International Association
for Cryptologic Research

Recently, the problem of privacy amplification with an active adversary has received a lot of attention. Given a shared $n$-bit weak random source $X$ with min-entropy $k$ and a security parameter $s$, the main goal is to construct an explicit 2-round privacy amplification protocol that achieves entropy loss $O(s)$. Dodis and Wichs \\cite{DW09} showed that optimal protocols can be achieved by constructing explicit \\emph{non-malleable extractors}. However, the best known explicit non-malleable extractor only achieves $k=0.49n$ \\cite{Li12b} and evidence in \\cite{Li12b} suggests that constructing explicit non-malleable extractors for smaller min-entropy may be hard. In an alternative approach, Li \\cite{Li12} introduced the notion of a non-malleable condenser and showed that explicit non-malleable condensers also give optimal privacy amplification protocols.
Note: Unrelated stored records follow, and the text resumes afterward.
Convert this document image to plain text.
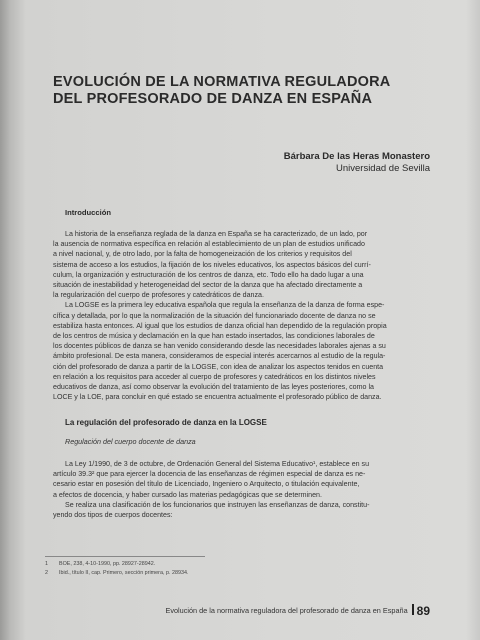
EVOLUCIÓN DE LA NORMATIVA REGULADORA
DEL PROFESORADO DE DANZA EN ESPAÑA
Bárbara De las Heras Monastero
Universidad de Sevilla
Introducción
La historia de la enseñanza reglada de la danza en España se ha caracterizado, de un lado, por
la ausencia de normativa específica en relación al establecimiento de un plan de estudios unificado
a nivel nacional, y, de otro lado, por la falta de homogeneización de los criterios y requisitos del
sistema de acceso a los estudios, la fijación de los niveles educativos, los aspectos básicos del currí-
culum, la organización y estructuración de los centros de danza, etc. Todo ello ha dado lugar a una
situación de inestabilidad y heterogeneidad del sector de la danza que ha afectado directamente a
la regularización del cuerpo de profesores y catedráticos de danza.
La LOGSE es la primera ley educativa española que regula la enseñanza de la danza de forma espe-
cífica y detallada, por lo que la normalización de la situación del funcionariado docente de danza no se
estabiliza hasta entonces. Al igual que los estudios de danza oficial han dependido de la regulación propia
de los centros de música y declamación en la que han estado insertados, las condiciones laborales de
los docentes públicos de danza se han venido considerando desde las necesidades laborales ajenas a su
ámbito profesional. De esta manera, consideramos de especial interés acercarnos al estudio de la regula-
ción del profesorado de danza a partir de la LOGSE, con idea de analizar los aspectos tenidos en cuenta
en relación a los requisitos para acceder al cuerpo de profesores y catedráticos en los distintos niveles
educativos de danza, así como observar la evolución del tratamiento de las leyes posteriores, como la
LOCE y la LOE, para concluir en qué estado se encuentra actualmente el profesorado público de danza.
La regulación del profesorado de danza en la LOGSE
Regulación del cuerpo docente de danza
La Ley 1/1990, de 3 de octubre, de Ordenación General del Sistema Educativo¹, establece en su
artículo 39.3² que para ejercer la docencia de las enseñanzas de régimen especial de danza es ne-
cesario estar en posesión del título de Licenciado, Ingeniero o Arquitecto, o titulación equivalente,
a efectos de docencia, y haber cursado las materias pedagógicas que se determinen.
Se realiza una clasificación de los funcionarios que instruyen las enseñanzas de danza, constitu-
yendo dos tipos de cuerpos docentes:
1 BOE, 238, 4-10-1990, pp. 28927-28942.
2 Ibid., título II, cap. Primero, sección primera, p. 28934.
Evolución de la normativa reguladora del profesorado de danza en España 89
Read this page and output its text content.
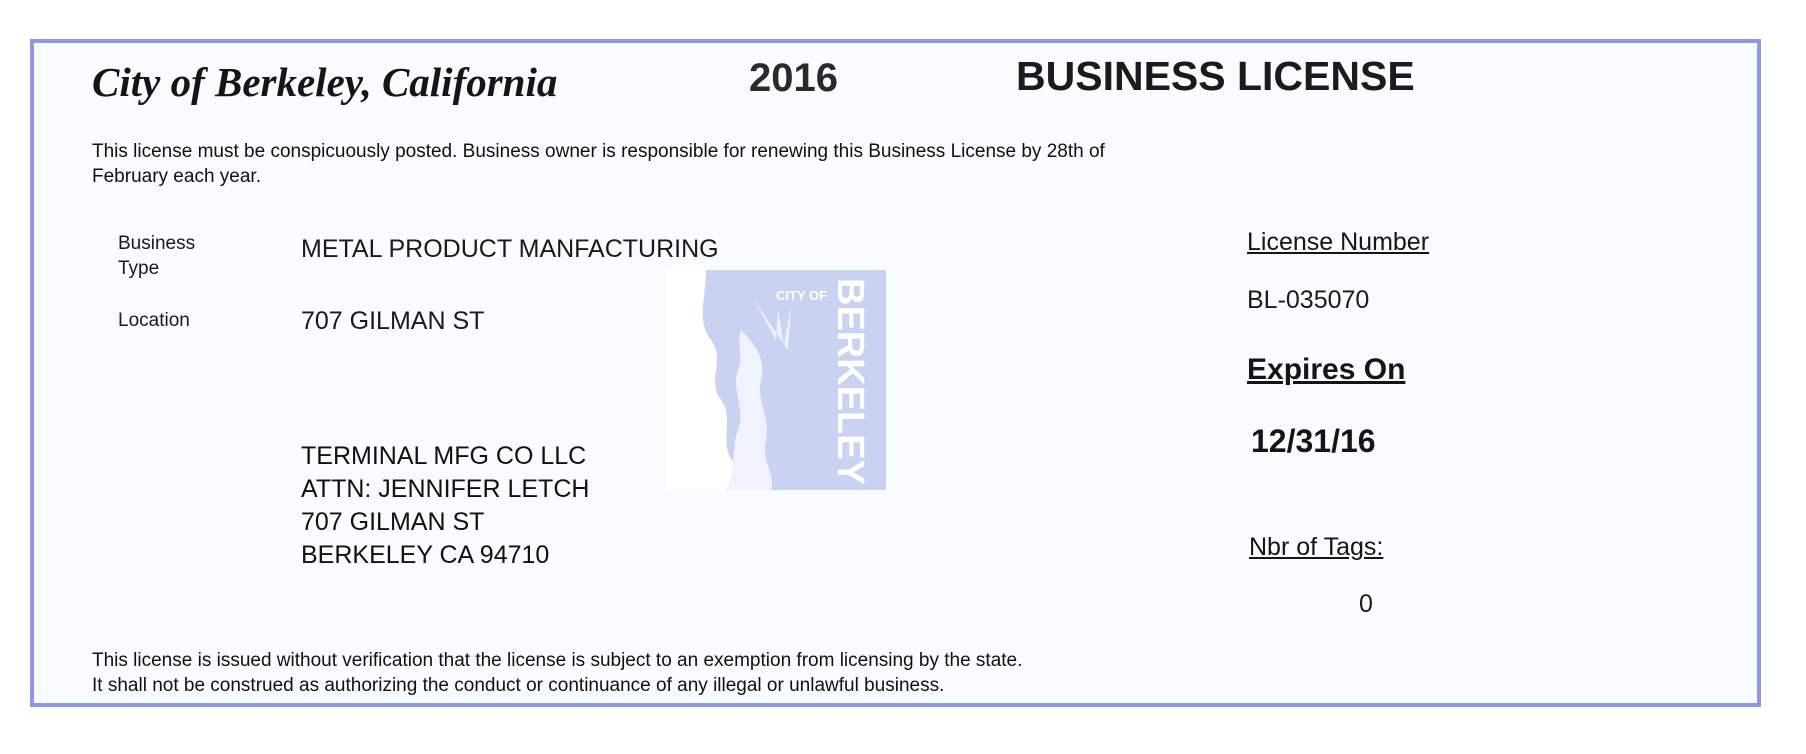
City of Berkeley, California	2016	BUSINESS LICENSE
This license must be conspicuously posted. Business owner is responsible for renewing this Business License by 28th of February each year.
CITY OF BERKELEY
Business
Type
METAL PRODUCT MANFACTURING
Location	707 GILMAN ST
TERMINAL MFG CO LLC
ATTN: JENNIFER LETCH
707 GILMAN ST
BERKELEY CA 94710
License Number
BL-035070
Expires On
12/31/16
Nbr of Tags:
0
This license is issued without verification that the license is subject to an exemption from licensing by the state.
It shall not be construed as authorizing the conduct or continuance of any illegal or unlawful business.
In this paper, we give the first construction of non-malleable condensers for arbitrary min-entropy. Using our construction, we obtain a 2-round privacy amplification protocol with optimal entropy loss for security parameter up to $s=\\Omega(\\sqrt{k})$. This is the first protocol that simultaneously achieves optimal round complexity and optimal entropy loss for arbitrary min-entropy $k$. We also generalize this result to obtain a protocol that runs in $O(s/\\sqrt{k})$ rounds with optimal entropy loss, for security parameter up to $s=\\Omega(k)$. This significantly improves the protocol in \\cite{ckor}. Finally, we give a better non-malleable condenser for linear min-entropy, and in this case obtain a 2-round protocol with optimal entropy loss for security parameter up to $s=\\Omega(k)$, which improves the entropy loss and communication complexity of the protocol in \\cite{Li12b}.